The project investigates the exponential distribution in R and compares it with the Central Limit Theorem. The project illustrates via simulation and associated explanatory text the properties of the distribution of the mean of 40 exponentials by the means of:

  1. A simulation exercise.
  2. Basic inferential data analysis.

Simulation exercise

set.seed(2015)
lambda <- 0.2 # the rate parameter lambda as instructed
n <- 40 # number of exponentials
sim <- 1000 # a thousand simulations

# the exponential distribution
plot(rexp(10000,lambda), pch=20, cex=0.6, main="The exponential distribution with rate 0.2 and 10.000 observations")

# generate the collection of means for 1000 simulations of the exponential distribution
means <- NULL
for (i in 1 : sim) means <- c(means, mean(rexp(n,lambda)))
hist(means, col="blue", main="rexp mean distribution", breaks=40)
rug(means)

Sample Mean versus Theoretical Mean

The mean of the exponential distribution is in theory 1/lambda. Since lambda is 0.2, the theoretical mean should render 5. Let’s see if the numbers match:

hist(means, col="darkblue", main="Theoretical vs actual mean for rexp()", breaks=20)
abline(v=mean(means), lwd="4", col="red")
text(3.6, 90, paste("Actual mean = ", round(mean(means),2), "\n Theoretical mean = 5" ), col="red")

Sample Variance versus Theoretical Variance

The standard deviation of the exponential distribution is (1/lambda)/sqrt(n). Let’s see if the numbers match:

# theoretical standard deviation vs practical standard deviation
print (paste("Theoretical standard deviation: ", round( (1/lambda)/sqrt(n) ,4), ", Practical standard deviation", round(sd(means) ,4) ) )
## [1] "Theoretical standard deviation:  0.7906 , Practical standard deviation 0.7847"
# the variance should be:
print (paste("Theoretical variance: ", (1/lambda)^2/n, ", Practical variance", round(var(means) ,4) ) )
## [1] "Theoretical variance:  0.625 , Practical variance 0.6158"

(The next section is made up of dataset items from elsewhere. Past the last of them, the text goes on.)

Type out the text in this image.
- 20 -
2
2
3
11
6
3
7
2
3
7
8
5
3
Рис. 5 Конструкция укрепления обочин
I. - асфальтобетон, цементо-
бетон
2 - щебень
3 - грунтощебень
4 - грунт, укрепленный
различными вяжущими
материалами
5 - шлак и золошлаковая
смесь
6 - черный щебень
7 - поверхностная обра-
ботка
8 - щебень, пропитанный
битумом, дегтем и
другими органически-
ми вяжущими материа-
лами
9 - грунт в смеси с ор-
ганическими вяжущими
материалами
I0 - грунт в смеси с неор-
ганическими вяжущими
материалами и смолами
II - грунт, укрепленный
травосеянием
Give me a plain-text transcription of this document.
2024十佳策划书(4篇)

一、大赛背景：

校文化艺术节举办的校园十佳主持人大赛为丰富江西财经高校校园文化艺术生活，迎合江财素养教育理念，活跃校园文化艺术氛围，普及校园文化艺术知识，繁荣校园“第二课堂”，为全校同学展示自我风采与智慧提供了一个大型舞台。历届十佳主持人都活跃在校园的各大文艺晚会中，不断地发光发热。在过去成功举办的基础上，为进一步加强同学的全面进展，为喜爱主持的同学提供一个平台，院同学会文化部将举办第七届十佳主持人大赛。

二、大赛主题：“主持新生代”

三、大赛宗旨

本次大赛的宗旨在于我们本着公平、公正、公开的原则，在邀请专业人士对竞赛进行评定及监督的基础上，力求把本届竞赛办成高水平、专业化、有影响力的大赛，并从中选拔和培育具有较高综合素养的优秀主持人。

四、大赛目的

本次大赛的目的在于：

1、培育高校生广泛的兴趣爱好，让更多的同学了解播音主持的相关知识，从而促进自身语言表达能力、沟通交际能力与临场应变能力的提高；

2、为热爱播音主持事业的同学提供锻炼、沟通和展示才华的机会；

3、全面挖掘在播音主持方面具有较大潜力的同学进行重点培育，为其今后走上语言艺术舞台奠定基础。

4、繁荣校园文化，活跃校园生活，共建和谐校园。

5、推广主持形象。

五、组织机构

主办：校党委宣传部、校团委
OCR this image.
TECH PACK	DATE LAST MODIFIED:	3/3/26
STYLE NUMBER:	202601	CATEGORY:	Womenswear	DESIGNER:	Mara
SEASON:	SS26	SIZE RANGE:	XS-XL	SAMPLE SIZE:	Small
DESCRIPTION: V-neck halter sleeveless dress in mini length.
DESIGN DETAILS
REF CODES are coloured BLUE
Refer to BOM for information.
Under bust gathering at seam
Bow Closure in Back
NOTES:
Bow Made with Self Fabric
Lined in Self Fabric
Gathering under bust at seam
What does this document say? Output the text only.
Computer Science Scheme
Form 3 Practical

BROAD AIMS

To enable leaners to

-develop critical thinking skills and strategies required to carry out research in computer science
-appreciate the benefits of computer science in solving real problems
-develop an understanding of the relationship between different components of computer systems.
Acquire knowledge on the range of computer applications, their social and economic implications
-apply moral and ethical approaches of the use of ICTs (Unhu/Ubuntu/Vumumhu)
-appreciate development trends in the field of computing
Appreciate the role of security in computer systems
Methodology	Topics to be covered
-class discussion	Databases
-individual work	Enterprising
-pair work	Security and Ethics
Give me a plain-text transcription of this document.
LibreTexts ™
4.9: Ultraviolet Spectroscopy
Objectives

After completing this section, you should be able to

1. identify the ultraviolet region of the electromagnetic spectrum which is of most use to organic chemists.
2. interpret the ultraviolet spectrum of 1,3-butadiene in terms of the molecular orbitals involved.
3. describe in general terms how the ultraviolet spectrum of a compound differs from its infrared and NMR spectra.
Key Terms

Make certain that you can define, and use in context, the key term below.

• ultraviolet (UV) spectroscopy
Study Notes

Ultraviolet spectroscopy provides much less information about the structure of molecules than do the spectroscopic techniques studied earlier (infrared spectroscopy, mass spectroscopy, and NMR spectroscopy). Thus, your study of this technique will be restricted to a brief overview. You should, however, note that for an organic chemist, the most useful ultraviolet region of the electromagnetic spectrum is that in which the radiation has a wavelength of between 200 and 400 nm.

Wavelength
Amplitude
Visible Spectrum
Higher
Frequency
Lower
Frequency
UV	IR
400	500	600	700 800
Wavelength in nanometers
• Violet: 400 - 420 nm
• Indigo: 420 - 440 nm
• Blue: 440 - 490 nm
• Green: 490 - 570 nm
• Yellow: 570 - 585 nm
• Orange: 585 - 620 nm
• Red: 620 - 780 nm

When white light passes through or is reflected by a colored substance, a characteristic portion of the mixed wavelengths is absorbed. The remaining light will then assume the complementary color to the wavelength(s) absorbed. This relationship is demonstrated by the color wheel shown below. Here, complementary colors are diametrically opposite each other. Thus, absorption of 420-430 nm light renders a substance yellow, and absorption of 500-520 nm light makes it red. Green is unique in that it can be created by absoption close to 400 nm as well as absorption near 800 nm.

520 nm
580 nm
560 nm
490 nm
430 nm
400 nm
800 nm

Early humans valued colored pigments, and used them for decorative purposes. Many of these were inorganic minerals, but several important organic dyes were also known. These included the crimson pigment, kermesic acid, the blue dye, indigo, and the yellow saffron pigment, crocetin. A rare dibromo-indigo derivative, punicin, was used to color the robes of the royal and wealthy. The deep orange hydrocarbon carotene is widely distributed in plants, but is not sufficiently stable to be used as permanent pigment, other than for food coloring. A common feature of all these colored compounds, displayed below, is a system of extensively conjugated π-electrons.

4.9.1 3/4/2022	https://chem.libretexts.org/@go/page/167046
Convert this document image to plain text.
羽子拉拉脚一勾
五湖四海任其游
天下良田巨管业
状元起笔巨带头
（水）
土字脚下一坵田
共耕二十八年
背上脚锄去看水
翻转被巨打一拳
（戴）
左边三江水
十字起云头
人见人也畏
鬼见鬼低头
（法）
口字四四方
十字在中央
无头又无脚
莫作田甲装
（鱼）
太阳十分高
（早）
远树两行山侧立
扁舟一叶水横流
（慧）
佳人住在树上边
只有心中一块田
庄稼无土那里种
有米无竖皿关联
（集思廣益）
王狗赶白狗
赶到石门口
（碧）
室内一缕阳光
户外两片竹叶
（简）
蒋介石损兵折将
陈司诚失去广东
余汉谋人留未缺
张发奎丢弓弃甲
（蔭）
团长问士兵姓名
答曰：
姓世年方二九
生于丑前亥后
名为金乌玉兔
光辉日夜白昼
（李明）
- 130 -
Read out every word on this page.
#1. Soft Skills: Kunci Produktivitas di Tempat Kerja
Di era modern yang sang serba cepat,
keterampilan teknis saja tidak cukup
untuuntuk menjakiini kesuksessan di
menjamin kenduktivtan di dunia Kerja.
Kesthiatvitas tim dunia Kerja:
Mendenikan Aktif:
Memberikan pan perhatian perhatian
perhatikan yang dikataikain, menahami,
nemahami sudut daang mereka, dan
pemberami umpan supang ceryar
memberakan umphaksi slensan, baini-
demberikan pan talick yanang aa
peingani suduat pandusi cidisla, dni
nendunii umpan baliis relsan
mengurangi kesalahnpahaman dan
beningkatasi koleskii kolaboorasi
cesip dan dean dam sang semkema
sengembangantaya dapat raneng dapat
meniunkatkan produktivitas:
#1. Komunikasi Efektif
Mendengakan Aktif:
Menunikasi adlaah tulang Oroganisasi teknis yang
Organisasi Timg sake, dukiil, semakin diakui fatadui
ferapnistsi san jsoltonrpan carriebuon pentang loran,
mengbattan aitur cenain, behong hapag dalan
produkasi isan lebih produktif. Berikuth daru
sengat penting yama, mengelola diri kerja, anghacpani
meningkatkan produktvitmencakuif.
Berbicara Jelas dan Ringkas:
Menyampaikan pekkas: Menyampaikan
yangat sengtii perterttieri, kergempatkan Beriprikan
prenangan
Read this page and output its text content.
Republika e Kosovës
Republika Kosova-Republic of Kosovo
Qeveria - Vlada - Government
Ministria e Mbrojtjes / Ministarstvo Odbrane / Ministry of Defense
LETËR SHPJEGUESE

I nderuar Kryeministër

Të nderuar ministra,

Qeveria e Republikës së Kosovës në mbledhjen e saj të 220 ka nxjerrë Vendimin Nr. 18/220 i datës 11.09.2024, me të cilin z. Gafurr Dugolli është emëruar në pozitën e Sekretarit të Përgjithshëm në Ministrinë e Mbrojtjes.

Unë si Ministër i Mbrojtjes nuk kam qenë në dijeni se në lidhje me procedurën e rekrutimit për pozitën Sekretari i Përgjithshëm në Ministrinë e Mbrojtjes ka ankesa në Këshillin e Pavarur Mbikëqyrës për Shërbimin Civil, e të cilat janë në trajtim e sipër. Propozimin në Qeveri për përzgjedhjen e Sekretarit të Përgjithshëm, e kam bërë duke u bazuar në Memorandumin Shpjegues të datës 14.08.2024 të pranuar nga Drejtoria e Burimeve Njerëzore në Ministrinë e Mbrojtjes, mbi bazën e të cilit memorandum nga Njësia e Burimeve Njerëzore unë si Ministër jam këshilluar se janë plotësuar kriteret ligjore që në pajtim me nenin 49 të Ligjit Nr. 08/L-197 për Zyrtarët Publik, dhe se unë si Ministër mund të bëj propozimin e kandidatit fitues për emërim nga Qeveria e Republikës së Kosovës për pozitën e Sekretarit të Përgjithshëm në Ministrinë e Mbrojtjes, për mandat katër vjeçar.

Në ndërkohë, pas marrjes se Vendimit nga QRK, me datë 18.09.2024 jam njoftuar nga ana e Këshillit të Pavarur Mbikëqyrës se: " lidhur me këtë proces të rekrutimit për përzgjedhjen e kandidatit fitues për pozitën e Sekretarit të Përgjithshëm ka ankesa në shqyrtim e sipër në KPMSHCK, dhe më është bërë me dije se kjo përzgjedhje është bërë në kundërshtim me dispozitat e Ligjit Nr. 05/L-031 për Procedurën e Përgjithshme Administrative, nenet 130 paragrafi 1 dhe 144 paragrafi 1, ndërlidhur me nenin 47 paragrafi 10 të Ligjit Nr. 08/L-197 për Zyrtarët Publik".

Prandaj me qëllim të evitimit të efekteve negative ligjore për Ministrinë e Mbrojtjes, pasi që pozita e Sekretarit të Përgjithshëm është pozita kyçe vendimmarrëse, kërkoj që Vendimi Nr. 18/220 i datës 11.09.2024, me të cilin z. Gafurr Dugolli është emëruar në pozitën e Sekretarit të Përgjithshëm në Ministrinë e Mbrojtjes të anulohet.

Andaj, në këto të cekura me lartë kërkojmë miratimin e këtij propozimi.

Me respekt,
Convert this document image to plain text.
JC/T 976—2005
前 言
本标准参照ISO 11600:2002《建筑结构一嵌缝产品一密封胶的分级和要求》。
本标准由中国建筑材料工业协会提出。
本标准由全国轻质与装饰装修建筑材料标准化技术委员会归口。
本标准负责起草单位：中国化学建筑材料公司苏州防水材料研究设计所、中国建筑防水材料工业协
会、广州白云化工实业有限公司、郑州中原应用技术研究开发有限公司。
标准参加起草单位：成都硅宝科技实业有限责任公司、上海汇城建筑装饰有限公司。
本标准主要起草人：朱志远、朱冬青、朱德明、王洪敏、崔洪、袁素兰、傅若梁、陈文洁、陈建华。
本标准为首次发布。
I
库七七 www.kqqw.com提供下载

Therefore the numbers match.

Is the distribution of means normal?

And lastly, let’s investigate if the exponential distribution is approximately normal. Due to the Central Limit Theorem, the averages of samples should follow a normal distribution.

hist(means, prob=TRUE, col="lightblue", main="mean distribution for rexp()", breaks=20)
lines(density(means), lwd=3, col="blue")

As shown in the graph, the calculated distribution of means of random sampled exponantial distributions overlaps with the normal distribution, due to the Central Limit Theorem. The more samples we would get (now 1000), the closer will the density distribution be to the normal distribution bell curve.